Metropolitan Transportation Authority to adopt RNG as fuel for buses
 

May 17, 2019. The Metropolitan Transportation Authority (MTA) issued a request for proposals to purchase ultra-low-carbon renewable natural gas (RNG) to fuel some 800 New York City buses currently running on compressed natural gas (CNG). It represents the first step any heavy duty vehicle fleet in New York City has taken towards adopting RNG.

   "This fuel shift will make the MTA a clear national leader in use of the cleanest, lowest-carbon fuel available today," said Matt Tomich, president of the NGO Energy Vision.

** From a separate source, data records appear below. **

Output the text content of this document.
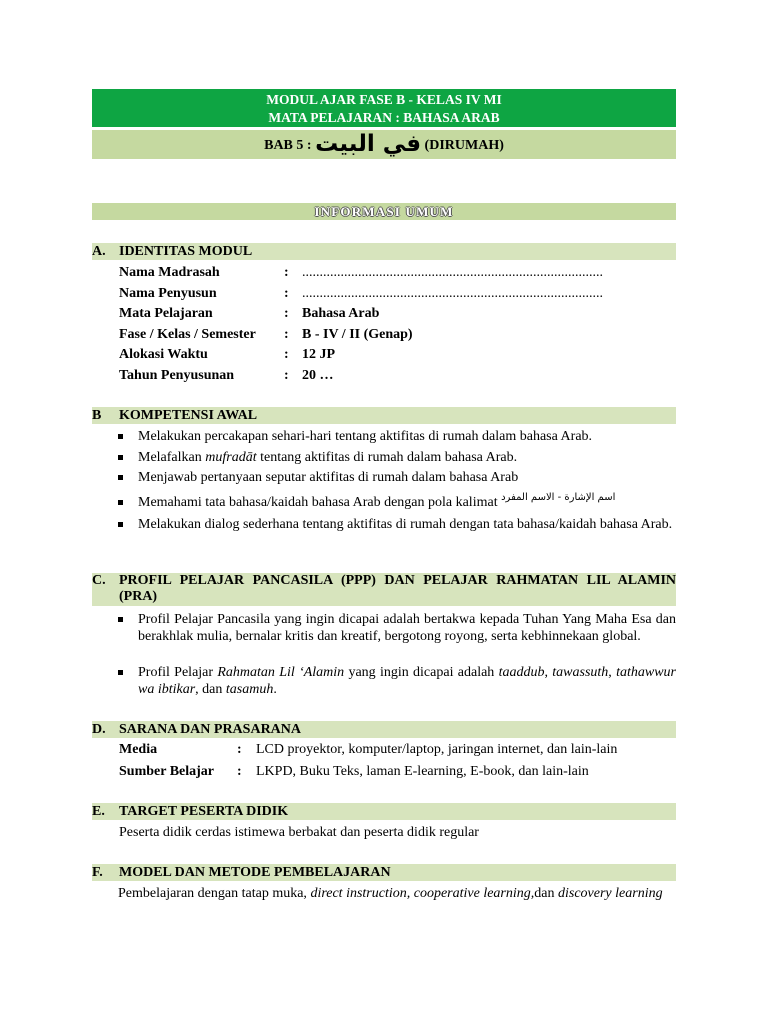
MODUL AJAR FASE B - KELAS IV MI
MATA PELAJARAN : BAHASA ARAB
BAB 5 : في البيت (DIRUMAH)
INFORMASI UMUM
A. IDENTITAS MODUL
Nama Madrasah	: ......................................................................................
Nama Penyusun	: ......................................................................................
Mata Pelajaran	: Bahasa Arab
Fase / Kelas / Semester : B - IV / II (Genap)
Alokasi Waktu	: 12 JP
Tahun Penyusunan	: 20 …
B KOMPETENSI AWAL
Melakukan percakapan sehari-hari tentang aktifitas di rumah dalam bahasa Arab.
Melafalkan mufradāt tentang aktifitas di rumah dalam bahasa Arab.
Menjawab pertanyaan seputar aktifitas di rumah dalam bahasa Arab
Memahami tata bahasa/kaidah bahasa Arab dengan pola kalimat $^{اسم الإشارة - الاسم المفرد}$
Melakukan dialog sederhana tentang aktifitas di rumah dengan tata bahasa/kaidah bahasa Arab.
C. PROFIL PELAJAR PANCASILA (PPP) DAN PELAJAR RAHMATAN LIL ALAMIN (PRA)
Profil Pelajar Pancasila yang ingin dicapai adalah bertakwa kepada Tuhan Yang Maha Esa dan berakhlak mulia, bernalar kritis dan kreatif, bergotong royong, serta kebhinnekaan global.
Profil Pelajar Rahmatan Lil ‘Alamin yang ingin dicapai adalah taaddub, tawassuth, tathawwur wa ibtikar, dan tasamuh.
D. SARANA DAN PRASARANA
Media	: LCD proyektor, komputer/laptop, jaringan internet, dan lain-lain
Sumber Belajar : LKPD, Buku Teks, laman E-learning, E-book, dan lain-lain
E. TARGET PESERTA DIDIK
Peserta didik cerdas istimewa berbakat dan peserta didik regular
F. MODEL DAN METODE PEMBELAJARAN
Pembelajaran dengan tatap muka, direct instruction, cooperative learning,dan discovery learning
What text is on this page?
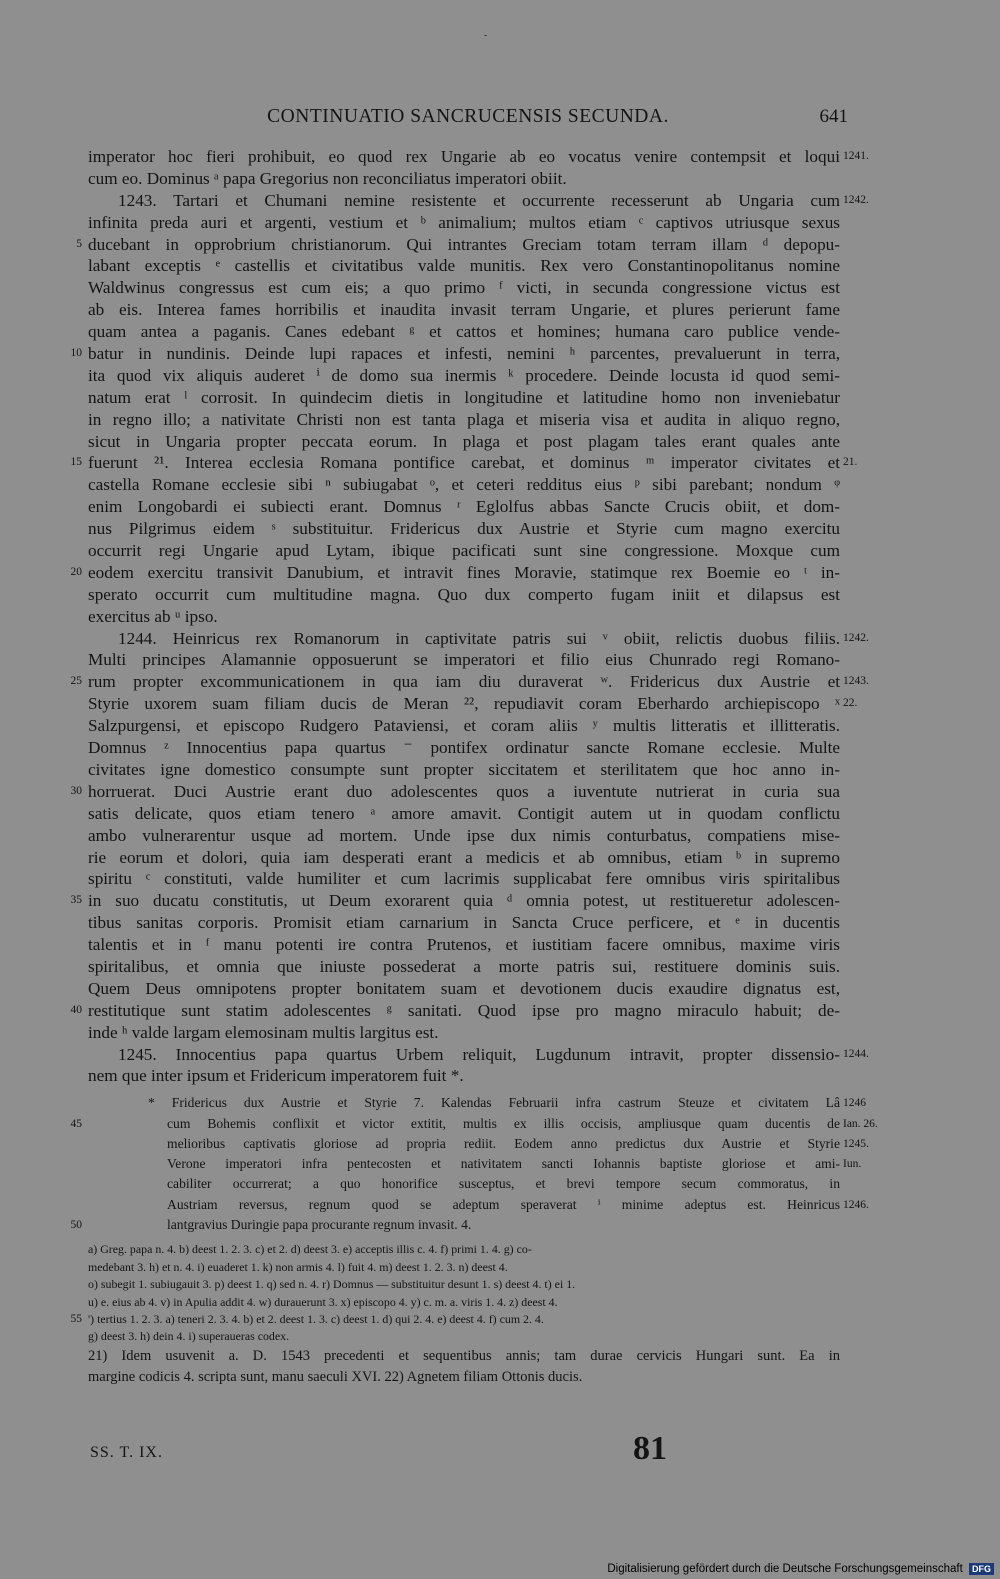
-
CONTINUATIO SANCRUCENSIS SECUNDA.	641
imperator hoc fieri prohibuit, eo quod rex Ungarie ab eo vocatus venire contempsit et loqui 1241.
cum eo. Dominus ᵃ papa Gregorius non reconciliatus imperatori obiit.
1243. Tartari et Chumani nemine resistente et occurrente recesserunt ab Ungaria cum 1242.
infinita preda auri et argenti, vestium et ᵇ animalium; multos etiam ᶜ captivos utriusque sexus
5 ducebant in opprobrium christianorum. Qui intrantes Greciam totam terram illam ᵈ depopu-
labant exceptis ᵉ castellis et civitatibus valde munitis. Rex vero Constantinopolitanus nomine
Waldwinus congressus est cum eis; a quo primo ᶠ victi, in secunda congressione victus est
ab eis. Interea fames horribilis et inaudita invasit terram Ungarie, et plures perierunt fame
quam antea a paganis. Canes edebant ᵍ et cattos et homines; humana caro publice vende-
10 batur in nundinis. Deinde lupi rapaces et infesti, nemini ʰ parcentes, prevaluerunt in terra,
ita quod vix aliquis auderet ⁱ de domo sua inermis ᵏ procedere. Deinde locusta id quod semi-
natum erat ˡ corrosit. In quindecim dietis in longitudine et latitudine homo non inveniebatur
in regno illo; a nativitate Christi non est tanta plaga et miseria visa et audita in aliquo regno,
sicut in Ungaria propter peccata eorum. In plaga et post plagam tales erant quales ante
15 fuerunt ²¹. Interea ecclesia Romana pontifice carebat, et dominus ᵐ imperator civitates et 21.
castella Romane ecclesie sibi ⁿ subiugabat ᵒ, et ceteri redditus eius ᵖ sibi parebant; nondum ᵠ
enim Longobardi ei subiecti erant. Domnus ʳ Eglolfus abbas Sancte Crucis obiit, et dom-
nus Pilgrimus eidem ˢ substituitur. Fridericus dux Austrie et Styrie cum magno exercitu
occurrit regi Ungarie apud Lytam, ibique pacificati sunt sine congressione. Moxque cum
20 eodem exercitu transivit Danubium, et intravit fines Moravie, statimque rex Boemie eo ᵗ in-
sperato occurrit cum multitudine magna. Quo dux comperto fugam iniit et dilapsus est
exercitus ab ᵘ ipso.
1244. Heinricus rex Romanorum in captivitate patris sui ᵛ obiit, relictis duobus filiis. 1242.
Multi principes Alamannie opposuerunt se imperatori et filio eius Chunrado regi Romano-
25 rum propter excommunicationem in qua iam diu duraverat ʷ. Fridericus dux Austrie et 1243.
Styrie uxorem suam filiam ducis de Meran ²², repudiavit coram Eberhardo archiepiscopo ˣ 22.
Salzpurgensi, et episcopo Rudgero Pataviensi, et coram aliis ʸ multis litteratis et illitteratis.
Domnus ᶻ Innocentius papa quartus ⁻ pontifex ordinatur sancte Romane ecclesie. Multe
civitates igne domestico consumpte sunt propter siccitatem et sterilitatem que hoc anno in-
30 horruerat. Duci Austrie erant duo adolescentes quos a iuventute nutrierat in curia sua
satis delicate, quos etiam tenero ᵃ amore amavit. Contigit autem ut in quodam conflictu
ambo vulnerarentur usque ad mortem. Unde ipse dux nimis conturbatus, compatiens mise-
rie eorum et dolori, quia iam desperati erant a medicis et ab omnibus, etiam ᵇ in supremo
spiritu ᶜ constituti, valde humiliter et cum lacrimis supplicabat fere omnibus viris spiritalibus
35 in suo ducatu constitutis, ut Deum exorarent quia ᵈ omnia potest, ut restitueretur adolescen-
tibus sanitas corporis. Promisit etiam carnarium in Sancta Cruce perficere, et ᵉ in ducentis
talentis et in ᶠ manu potenti ire contra Prutenos, et iustitiam facere omnibus, maxime viris
spiritalibus, et omnia que iniuste possederat a morte patris sui, restituere dominis suis.
Quem Deus omnipotens propter bonitatem suam et devotionem ducis exaudire dignatus est,
40 restitutique sunt statim adolescentes ᵍ sanitati. Quod ipse pro magno miraculo habuit; de-
inde ʰ valde largam elemosinam multis largitus est.
1245. Innocentius papa quartus Urbem reliquit, Lugdunum intravit, propter dissensio- 1244.
nem que inter ipsum et Fridericum imperatorem fuit *.
* Fridericus dux Austrie et Styrie 7. Kalendas Februarii infra castrum Steuze et civitatem Lâ 1246
45	cum Bohemis conflixit et victor extitit, multis ex illis occisis, ampliusque quam ducentis de Ian. 26.
melioribus captivatis gloriose ad propria rediit. Eodem anno predictus dux Austrie et Styrie 1245.
Verone imperatori infra pentecosten et nativitatem sancti Iohannis baptiste gloriose et ami- Iun.
cabiliter occurrerat; a quo honorifice susceptus, et brevi tempore secum commoratus, in
Austriam reversus, regnum quod se adeptum speraverat ⁱ minime adeptus est. Heinricus 1246.
50	lantgravius Duringie papa procurante regnum invasit. 4.
a) Greg. papa n. 4. b) deest 1. 2. 3. c) et 2. d) deest 3. e) acceptis illis c. 4. f) primi 1. 4. g) co-
medebant 3. h) et n. 4. i) euaderet 1. k) non armis 4. l) fuit 4. m) deest 1. 2. 3. n) deest 4.
o) subegit 1. subiugauit 3. p) deest 1. q) sed n. 4. r) Domnus — substituitur desunt 1. s) deest 4. t) ei 1.
u) e. eius ab 4. v) in Apulia addit 4. w) durauerunt 3. x) episcopo 4. y) c. m. a. viris 1. 4. z) deest 4.
55 ') tertius 1. 2. 3. a) teneri 2. 3. 4. b) et 2. deest 1. 3. c) deest 1. d) qui 2. 4. e) deest 4. f) cum 2. 4.
g) deest 3. h) dein 4. i) superaueras codex.
21) Idem usuvenit a. D. 1543 precedenti et sequentibus annis; tam durae cervicis Hungari sunt. Ea in
margine codicis 4. scripta sunt, manu saeculi XVI. 22) Agnetem filiam Ottonis ducis.
SS. T. IX.	81
Digitalisierung gefördert durch die Deutsche Forschungsgemeinschaft DFG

   According to the California Air Resources Board, RNG is the lowest carbon vehicle fuel available, and when made in anaerobic digesters from food wastes or manures and used as a transportation fuel, it is net carbon-negative over its lifecycle. RNG production prevents methane biogases emitted as organic materials decay from escaping into the atmosphere and having a powerful climate-warming impact.

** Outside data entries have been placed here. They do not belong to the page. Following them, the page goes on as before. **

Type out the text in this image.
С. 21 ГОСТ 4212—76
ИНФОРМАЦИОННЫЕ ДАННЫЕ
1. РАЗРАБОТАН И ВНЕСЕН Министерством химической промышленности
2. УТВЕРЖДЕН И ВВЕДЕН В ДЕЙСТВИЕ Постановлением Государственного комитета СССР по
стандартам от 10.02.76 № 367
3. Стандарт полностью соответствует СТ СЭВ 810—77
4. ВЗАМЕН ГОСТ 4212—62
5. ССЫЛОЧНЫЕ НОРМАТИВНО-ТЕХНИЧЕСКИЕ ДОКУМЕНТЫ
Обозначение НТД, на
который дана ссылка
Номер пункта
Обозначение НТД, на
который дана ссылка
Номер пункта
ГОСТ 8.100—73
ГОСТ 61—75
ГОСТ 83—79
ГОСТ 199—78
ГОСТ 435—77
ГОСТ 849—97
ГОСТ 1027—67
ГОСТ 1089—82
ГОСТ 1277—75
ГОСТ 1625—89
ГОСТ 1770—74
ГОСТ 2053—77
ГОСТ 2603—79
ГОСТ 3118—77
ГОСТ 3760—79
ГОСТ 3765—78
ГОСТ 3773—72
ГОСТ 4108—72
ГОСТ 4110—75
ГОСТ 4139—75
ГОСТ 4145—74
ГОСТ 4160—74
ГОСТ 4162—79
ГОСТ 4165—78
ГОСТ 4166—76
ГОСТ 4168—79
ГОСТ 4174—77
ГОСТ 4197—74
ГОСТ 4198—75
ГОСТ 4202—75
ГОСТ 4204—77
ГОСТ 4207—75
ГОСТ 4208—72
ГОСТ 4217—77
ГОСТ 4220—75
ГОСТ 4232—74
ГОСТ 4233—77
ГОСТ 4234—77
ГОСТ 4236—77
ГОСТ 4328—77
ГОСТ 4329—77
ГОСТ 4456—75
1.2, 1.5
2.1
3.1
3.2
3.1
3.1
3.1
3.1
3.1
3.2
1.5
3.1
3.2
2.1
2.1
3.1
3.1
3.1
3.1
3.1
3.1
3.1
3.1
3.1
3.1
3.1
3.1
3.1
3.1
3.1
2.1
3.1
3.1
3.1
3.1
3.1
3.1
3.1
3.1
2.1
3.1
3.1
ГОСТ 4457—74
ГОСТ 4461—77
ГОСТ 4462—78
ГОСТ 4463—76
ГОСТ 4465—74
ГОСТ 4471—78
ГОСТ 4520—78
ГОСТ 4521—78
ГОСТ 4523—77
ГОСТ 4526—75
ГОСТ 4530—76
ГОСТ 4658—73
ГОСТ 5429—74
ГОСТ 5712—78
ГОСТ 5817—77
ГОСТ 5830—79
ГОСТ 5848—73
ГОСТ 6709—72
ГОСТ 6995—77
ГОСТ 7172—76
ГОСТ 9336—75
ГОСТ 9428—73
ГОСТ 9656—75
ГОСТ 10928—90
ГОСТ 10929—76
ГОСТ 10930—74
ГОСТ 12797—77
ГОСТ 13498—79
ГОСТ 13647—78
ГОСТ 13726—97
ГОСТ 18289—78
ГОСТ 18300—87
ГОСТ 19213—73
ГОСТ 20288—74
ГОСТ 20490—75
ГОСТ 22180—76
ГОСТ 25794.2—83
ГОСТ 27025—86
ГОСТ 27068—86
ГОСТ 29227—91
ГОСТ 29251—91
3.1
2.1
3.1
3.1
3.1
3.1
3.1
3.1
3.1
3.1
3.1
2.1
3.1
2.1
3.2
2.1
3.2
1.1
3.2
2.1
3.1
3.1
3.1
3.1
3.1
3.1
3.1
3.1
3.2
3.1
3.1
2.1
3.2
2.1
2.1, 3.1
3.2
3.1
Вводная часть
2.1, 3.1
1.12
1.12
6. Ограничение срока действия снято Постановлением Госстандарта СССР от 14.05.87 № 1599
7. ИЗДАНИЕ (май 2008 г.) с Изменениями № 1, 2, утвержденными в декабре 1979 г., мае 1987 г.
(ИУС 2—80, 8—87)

   MTA plans to replace the equivalent of 12 to 14 million gallons of CNG a year with RNG. That will put over 650,000 tons of organic waste to beneficial use: reducing lifecycle carbon emissions of MTA's CNG buses by some 40,000 tons a year, and helping New York State meet its goal of reducing GHG emissions 40% by 2030. Switching to RNG requires no conversion of buses, engines or fueling infrastructure, so it will not increase the fleet's costs and may save it money.